ESPN has an online service known as ESPN3, or WatchESPN. The problem is, it’s absolutely useless unless you already have a cable TV subscription that includes ESPN. And even then, it has to be one of the large, national providers, or much of the content remains locked. If you don’t make the cut you can still access the service, but it only offers assorted highlights and a few other things. It’s not just a “light” version, it’s a pale imitation of the full service.
To limit the app’s usefulness even more, the service is also only available on certain platforms – for instance, you can access it on an Xbox console, but not PlayStation (Sony and Disney have yet to agree to a deal for online content, but it could happen in the future).
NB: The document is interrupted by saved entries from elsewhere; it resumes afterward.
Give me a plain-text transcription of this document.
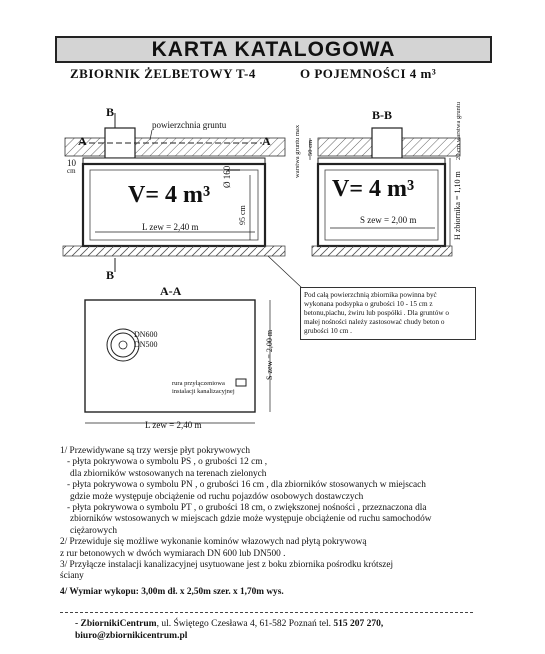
KARTA KATALOGOWA
ZBIORNIK ŻELBETOWY T-4	O POJEMNOŚCI 4 m³
B
B
A	A
powierzchnia gruntu
10
cm	Ø 160
95 cm
V= 4 m³
L zew = 2,40 m
B-B
warstwa gruntu max 50 cm	20 cm warstwa gruntu
H zbiornika = 1,10 m
V= 4 m³
S zew = 2,00 m
A-A
DN600
DN500
rura przyłączeniowa
instalacji kanalizacyjnej
S zew = 2,00 m
L zew = 2,40 m
Pod całą powierzchnią zbiornika powinna być
wykonana podsypka o grubości 10 - 15 cm z
betonu,piachu, żwiru lub pospółki . Dla gruntów o
małej nośności należy zastosować chudy beton o
grubości 10 cm .
1/ Przewidywane są trzy wersje płyt pokrywowych
- płyta pokrywowa o symbolu PS , o grubości 12 cm ,
dla zbiorników wstosowanych na terenach zielonych
- płyta pokrywowa o symbolu PN , o grubości 16 cm , dla zbiorników stosowanych w miejscach
gdzie może występuje obciążenie od ruchu pojazdów osobowych dostawczych
- płyta pokrywowa o symbolu PT , o grubości 18 cm, o zwiększonej nośności , przeznaczona dla
zbiorników wstosowanych w miejscach gdzie może występuje obciążenie od ruchu samochodów
ciężarowych
2/ Przewiduje się możliwe wykonanie kominów włazowych nad płytą pokrywową
z rur betonowych w dwóch wymiarach DN 600 lub DN500 .
3/ Przyłącze instalacji kanalizacyjnej usytuowane jest z boku zbiornika pośrodku krótszej
ściany
4/ Wymiar wykopu: 3,00m dł. x 2,50m szer. x 1,70m wys.
- ZbiornikiCentrum, ul. Świętego Czesława 4, 61-582 Poznań tel. 515 207 270,
biuro@zbiornikicentrum.pl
Even if you do have access, certain events are subject to blackout.
For ESPN there is the money coming from the cable TV providers to consider, but there has to come a point where ESPN will decide that HBO had the right idea with HBONow, its standalone service that’s available online.
With an untethered ESPN, free to offer multiple events at once that the viewer selects, the sports network could charge a monthly fee higher than the $6 the cable providers pay it.
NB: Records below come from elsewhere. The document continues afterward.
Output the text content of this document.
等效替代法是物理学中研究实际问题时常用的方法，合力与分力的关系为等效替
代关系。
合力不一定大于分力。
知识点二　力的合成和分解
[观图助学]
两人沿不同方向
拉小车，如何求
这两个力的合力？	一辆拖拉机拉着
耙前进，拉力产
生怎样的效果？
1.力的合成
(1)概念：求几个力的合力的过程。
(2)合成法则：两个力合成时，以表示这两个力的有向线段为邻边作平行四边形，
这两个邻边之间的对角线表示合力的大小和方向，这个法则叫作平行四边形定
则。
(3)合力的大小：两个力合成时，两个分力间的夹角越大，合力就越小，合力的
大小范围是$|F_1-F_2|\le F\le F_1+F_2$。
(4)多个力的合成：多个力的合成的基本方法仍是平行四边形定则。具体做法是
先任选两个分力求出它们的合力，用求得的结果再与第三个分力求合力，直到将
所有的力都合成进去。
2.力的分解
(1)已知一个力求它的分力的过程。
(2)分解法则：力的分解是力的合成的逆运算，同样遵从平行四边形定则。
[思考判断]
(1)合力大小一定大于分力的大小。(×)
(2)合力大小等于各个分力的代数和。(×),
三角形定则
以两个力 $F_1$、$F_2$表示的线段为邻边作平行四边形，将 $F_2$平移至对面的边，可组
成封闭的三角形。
Besides, while the cable companies might grumble and threaten, they need ESPN as much – maybe even more – than ESPN needs them. Very little would likely change for ESPN, and it would potentially create a new source of revenue that will only increase as the cable money decreases.
The cost of doing nothing
We live in a free market society, and the market is very clearly stating that it wants content provided online without any strings. Sports is one of the few forms of entertainment that needs to be watched live, otherwise it starts to lose its appeal for each hour and day it is delayed. The cable TV providers recognize that and have been leveraging it for years now, as the number of cord cutters wanting Internet only grows.
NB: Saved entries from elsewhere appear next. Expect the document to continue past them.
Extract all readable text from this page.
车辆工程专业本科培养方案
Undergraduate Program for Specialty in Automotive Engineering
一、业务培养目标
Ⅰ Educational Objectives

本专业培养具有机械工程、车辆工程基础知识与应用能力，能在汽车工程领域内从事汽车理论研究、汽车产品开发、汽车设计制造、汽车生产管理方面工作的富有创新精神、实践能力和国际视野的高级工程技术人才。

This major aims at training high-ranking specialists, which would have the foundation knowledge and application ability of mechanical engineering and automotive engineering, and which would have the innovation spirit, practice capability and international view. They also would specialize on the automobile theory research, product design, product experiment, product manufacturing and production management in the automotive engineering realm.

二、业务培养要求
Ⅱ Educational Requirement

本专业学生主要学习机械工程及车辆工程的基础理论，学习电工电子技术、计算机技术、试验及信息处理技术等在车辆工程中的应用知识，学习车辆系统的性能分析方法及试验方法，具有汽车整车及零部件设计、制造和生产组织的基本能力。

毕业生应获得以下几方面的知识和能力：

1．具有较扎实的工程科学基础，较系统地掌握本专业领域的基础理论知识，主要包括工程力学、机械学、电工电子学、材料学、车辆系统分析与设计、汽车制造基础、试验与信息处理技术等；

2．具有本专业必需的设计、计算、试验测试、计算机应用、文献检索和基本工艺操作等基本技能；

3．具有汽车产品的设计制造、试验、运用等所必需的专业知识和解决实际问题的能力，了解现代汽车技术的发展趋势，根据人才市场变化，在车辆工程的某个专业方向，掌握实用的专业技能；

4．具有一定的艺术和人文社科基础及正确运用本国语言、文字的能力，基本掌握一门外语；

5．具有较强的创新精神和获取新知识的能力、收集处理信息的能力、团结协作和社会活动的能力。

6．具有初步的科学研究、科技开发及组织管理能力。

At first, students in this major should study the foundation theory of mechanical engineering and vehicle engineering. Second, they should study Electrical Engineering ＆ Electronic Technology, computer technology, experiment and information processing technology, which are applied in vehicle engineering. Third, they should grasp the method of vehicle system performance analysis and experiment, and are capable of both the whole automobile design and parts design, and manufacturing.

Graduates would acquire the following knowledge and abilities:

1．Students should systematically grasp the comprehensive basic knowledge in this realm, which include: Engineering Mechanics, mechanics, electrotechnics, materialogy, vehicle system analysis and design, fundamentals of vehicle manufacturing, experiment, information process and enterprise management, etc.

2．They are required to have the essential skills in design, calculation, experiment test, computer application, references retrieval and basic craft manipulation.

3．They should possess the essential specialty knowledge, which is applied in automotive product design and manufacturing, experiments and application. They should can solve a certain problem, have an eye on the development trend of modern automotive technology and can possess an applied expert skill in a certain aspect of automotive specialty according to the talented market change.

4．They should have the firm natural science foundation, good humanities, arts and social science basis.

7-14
The MLB, NBA, and NHL already offer online services that allow fans to stream whatever games they want. The NFL is moving in this direction too. If ESPN doesn’t change, and change fast, it will find itself with unsustainably expensive contracts, tied to a dying medium.
Already the network is showing the negative effects. In the last few months, ESPN chose not to renew Bill Simmons’ contract, lost Colin Cowherd to Fox, and dropped Keith Olbermann. Part of ESPN’s appeal is that its on-air talent is among the best in the world in their fields. With over 1,000 on-air reporters, hosts, and commentators, more are likely to be let go in cost cutting measures in the near future.
A new way of airing content
If ESPN finally decides to break free of the cable TV providers, it can do more than just offer multiple sporting events live and on demand. It would be in a unique position to provide news that favors regions. ESPN already offers two SportsCenter broadcasts, one from LA and one from Connecticut, so it already has experience with regional broadcasts.
With an online service, ESPN could add regional SportsCenters with more content on nearby teams. Alternatively, viewers living somewhere new could get a glimpse of what’s going on back home by watching their region’s broadcast.
With very little effort, ESPN could move into the future and set the standard for online content. It just needs to get out of its own way.
In a recent interview with CNBC, Disney CEO Bob Iger confirmed that the sports network may be moving towards a streaming model. “I think eventually ESPN becomes a business that is sold directly to the consumers,” Iger said.
Given that Disney owns ESPN, Iger’s comments are more than just idle chatter. Even if Iger is pushing for the transition, it will probably be years from now. There will need to be hundreds of hours of tense negotiations between ESPN and both the cable TV providers, as well as the various sports ruling bodies. Iger doesn’t seem to be in a hurry to jump into those.
“While the business model may face challenges over the next few years, long term for ESPN … they’ll be fine. They have pricing leverage, too.”